SynthDef and UGen further optimization (even JIT compilation?)

smoge · June 19, 2024, 1:46pm

One related question to the senior devs: now in 2024, not in 2000, if UGens were compiled to LLVM IR or bitcode, are there ways to automatically optimize the SynthDef Graph and compile it with a superior optimization than we do now?

Faust has the framework to go through this process, but I don’t have numbers to compare.

EDIT: The logic is that jit compilation at runtime will be based on current conditions and a specific DSP graph of the synthdef as a unit. Theoretically, it should be the way to go unless the technology is NOT reliable, as sometimes one is led to think.

@scztt maybe you know this stuff?

smoge · June 19, 2024, 1:47pm

Oh, sorry. But at a certain point in the past, UnaryOpUGen and BinaryOpUgen were special cases, right? I forget.

scztt · June 19, 2024, 2:29pm

We can expect that BASICALLY no inner-loop UGen code will get faster in a “compile the whole graph” approach - most optimizations are already being done when compiling the UGen, there won’t be much extra to squeeze out there.

In terms of optimization at the graph level, e.g. between UGens - we can basically measure this now: If you look at a complex audio graph, running at a high CPU load, in a profiler, the heat that isn’t inside of UGen code is potentially something that could get optimized by full-graph compilation. So we can assume that the (totally impossible) best case scenario optimizes out all of this time - and we can more reasonably expect that a small, incremental amount of this cost can be optimized away.

From what I can remember, even when I’m running heavy 90% CPU graphs with thousands of UGens, this graph-level interconnect stuff tends to be taking ~10% of the time, at most. So, if we imagine we make something taking 10% of the time 30% faster, we’re really just shaved 3% off of our overall CPU budget. That would make this a pretty complicated, tricky rewrite of the server (albeit, a very fun and cool one) for a pretty small actual benefit.
(If anyone wants to look into this on their own, they might get different results than me, I’m just recalling the last few times I’ve looked at this for my own projects)

I’d love to be proven wrong on this (because I like these programming projects), but I don’t believe there are any order-of-magnitude performance improvements to be found in the server code by big rewrites or deep compilation tricks. There are probably incremental improvements, but if we’re in the space of incremental performance improvements, we might as well find the easiest ones to do rather than making a huge project out of it. IMO if we have compiler expertise floating around the project, it should go toward the language and not the server?

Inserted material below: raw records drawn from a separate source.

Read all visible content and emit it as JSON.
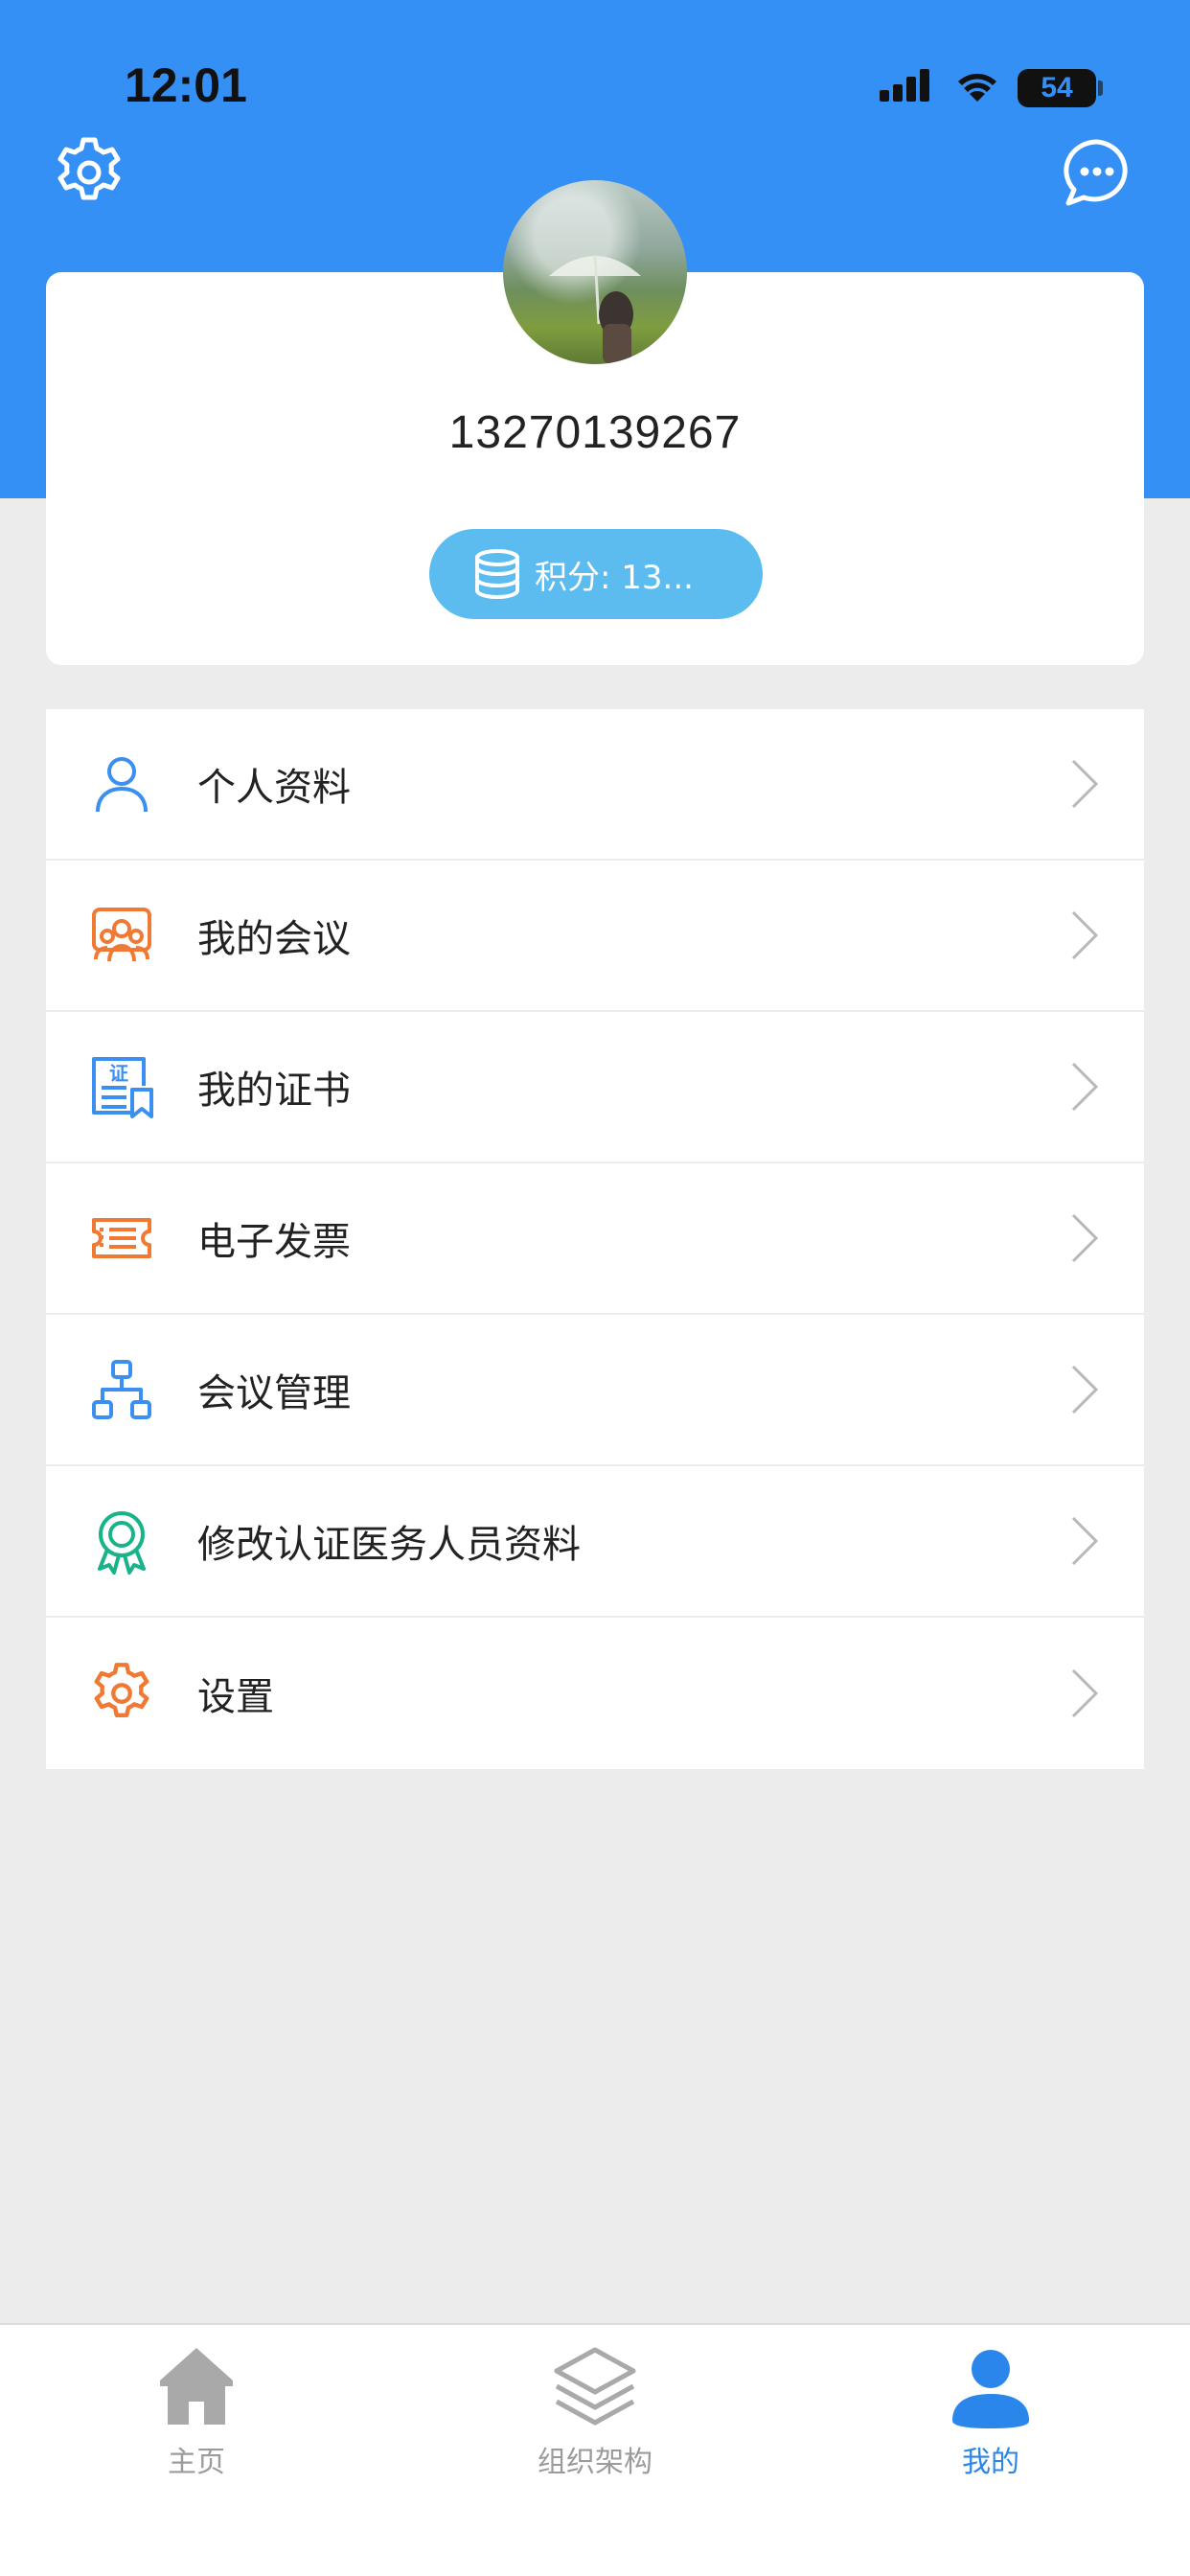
{
  "status_bar": {
    "time": "12:01",
    "battery": "54"
  },
  "profile": {
    "phone": "13270139267",
    "points_label": "积分: 13..."
  },
  "menu": [
    {
      "label": "个人资料",
      "icon": "person-icon",
      "color": "#3b8ff0"
    },
    {
      "label": "我的会议",
      "icon": "meeting-icon",
      "color": "#f07a34"
    },
    {
      "label": "我的证书",
      "icon": "certificate-icon",
      "color": "#3b8ff0"
    },
    {
      "label": "电子发票",
      "icon": "invoice-icon",
      "color": "#f07a34"
    },
    {
      "label": "会议管理",
      "icon": "org-chart-icon",
      "color": "#3b8ff0"
    },
    {
      "label": "修改认证医务人员资料",
      "icon": "badge-icon",
      "color": "#19b38a"
    },
    {
      "label": "设置",
      "icon": "gear-icon",
      "color": "#f07a34"
    }
  ],
  "tabbar": [
    {
      "label": "主页",
      "icon": "home-icon",
      "active": false
    },
    {
      "label": "组织架构",
      "icon": "layers-icon",
      "active": false
    },
    {
      "label": "我的",
      "icon": "user-icon",
      "active": true
    }
  ],
  "colors": {
    "header": "#3490f5",
    "points_pill": "#5cbcef",
    "active_tab": "#2a86ea",
    "background": "#ececec"
  }
}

smoge · June 19, 2024, 2:33pm

I imagined the Ugens would be precompiled to LLVM IR, no lower level than this!

The C++ LLVM lib has an IRBuilder for the first “glue” and overall flow. Later, various LLVM optimizations will still be working on this graph.

for example, once the first phase creates the loop, LLVM could still apply loop unrolling, vectorization, instruction simplification

That’s the theory.

(I think you imagined that I was talking about binary Ugens as of now)=, right? I’m just imagining possibilities)

EDIT: From some docs, starting from the Faust manual, I see:

<llvm/IR/LegacyPassManager.h>: Manages optimization passes. #include <llvm/Transforms/Scalar.h>: Provides scalar transformation passes.
#include <llvm/Transforms/Scalar/GVN.h>: Provides global value numbering optimization.
LLVM Execution Libraries*:
#include <llvm/ExecutionEngine/ExecutionEngine.h>: Abstracts the execution of LLVM code.
#include <llvm/ExecutionEngine/MCJIT.h>: Provides JIT compilation using MCJIT.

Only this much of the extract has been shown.